1970 Supplementary checklist is published: Supplementary Check List of Canadian Artists' Files: In the Library March 1970 / Liste supplémentaire des dossiers d'artistes canadiens. À la bibliothèque mars 1970 (Ottawa, 1970).
1972 Updated cumulation is published: Check List of Canadian Artists' Files: In the Library September 1971 / Liste des dossiers d'artistes canadiens. À la bibliothèque septembre 1971 (Ottawa: National Gallery of Canada, 1972)
1975 Interim list is published: Artists in Canada: Files in the National Gallery Library / Artistes au Canada. Dossiers à la Bibliothèque de la Galerie nationale (Ottawa, 1975). Incorporates additional names, corrections and cross-references made since 1972. Includes media in which the artists worked and the province or territory in which they resided, as well as a list of files available on microfiche.
1976-1977 Information concerning the National Gallery of Canada's holdings of Canadian artists files is entered into the Artists in Canada database in the National Museums of Canada's National Inventory Programme.
1977 Updated cumulation is published from the database: Artists in Canada: Files in the National Gallery Library / Artistes au Canada. Dossiers à la Bibliothèque de la Galerie nationale (Ottawa: National Gallery of Canada Library, 1977). Contains information found in 1975 edition, as well as new entries and corrections made prior to March 1977. Includes art dealers known to be associated with artists, and indicates availability of a file on microfiche.
1978 National Library of Canada publishes survey, Fine Arts Library Resources in Canada, recommending that the National Gallery Library "be an active participant in the determination of a coordinated register with indexes of the contents of important documentation files." (vol. 1, p.100); potential for Artists in Canada as a union list is discussed at a meeting of the Canadian Art Libraries Society (CARLIS).
1979 Meeting is held at the National Gallery Library to discuss the scope and eventual implementation of the Artists in Canada union list.
1980 Institutions listed in National Library's 1978 survey of Fine Arts Library Resources in Canada are sent a letter explaining the union list project and requesting lists of files to be added to the database.
1982 Union list is published: Artists in Canada: A Union List of Files / Artistes au Canada. Une liste collective des dossiers (Ottawa : The Library, National Gallery of Canada, 1982). Includes information on the holdings of twenty contributing libraries and art galleries. Following the 1982 edition, the database is restructured, and the number of fields in the record increased from nine to thirty.

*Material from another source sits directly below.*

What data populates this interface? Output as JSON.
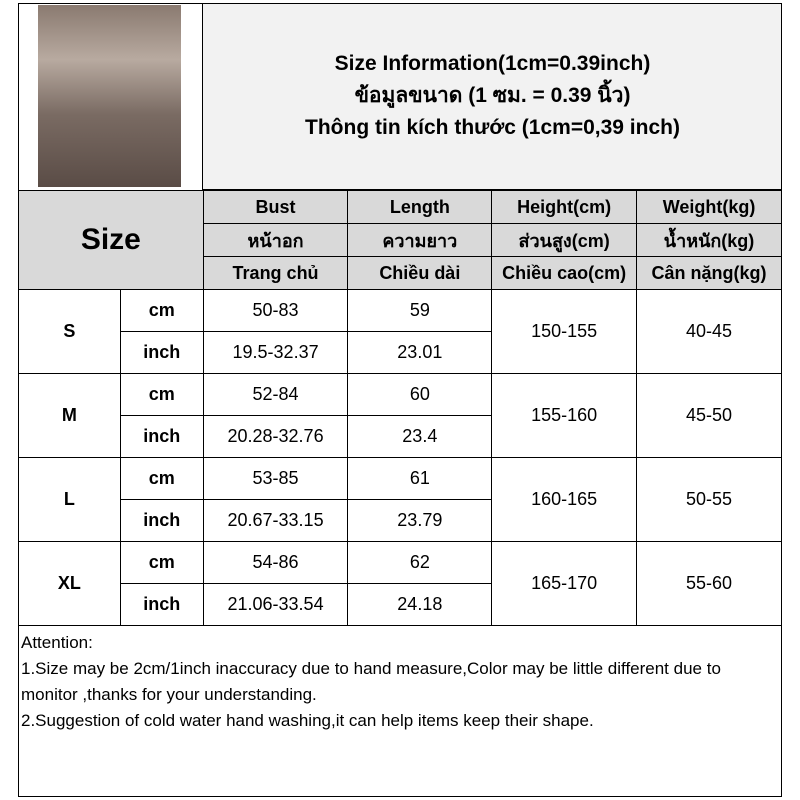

1985 Artists in Canada database is on-line in its new form, with enriched searching possibilities.
1988 Union list is published: Artists in Canada: A Union List of Artists' Files / Artistes au Canada. Une liste collective des dossiers d'artistes (Ottawa : National Gallery of Canada, 1988) Contains nearly 40,000 entries, almost doubling the size of the 1982 edition; reports holdings of twenty-four contributors.
1993 Discussion begins between National Gallery of Canada Library and Canadian Heritage Information Network (CHIN; formerly the National Inventory Program) regarding revision of the database and procedures for decentralized input.
1994 Data dictionary is compiled to provide protocol and standards for data input from contributing institutions: Artists in Canada Data Dictionary and Le dictionnaire de données d'Artistes au Canada (Ottawa: National Gallery of Canada Library, 1994).
1994 Artists in Canada Contributors' Guide and Manuel d'utilisation pour les collaborateurs de la base de données Artistes au Canada is compiled to outline procedure for off-line data entry and editing.
1995 Artists in Canada is available on the World Wide Web http://www.rcip.gc.ca.
1999 New edition is published: Artists in Canada: A Union List of Artists' Files / Artistes au Canada. Une liste collective des dossiers d'artistes (Ottawa: National Gallery of Canada, 1999).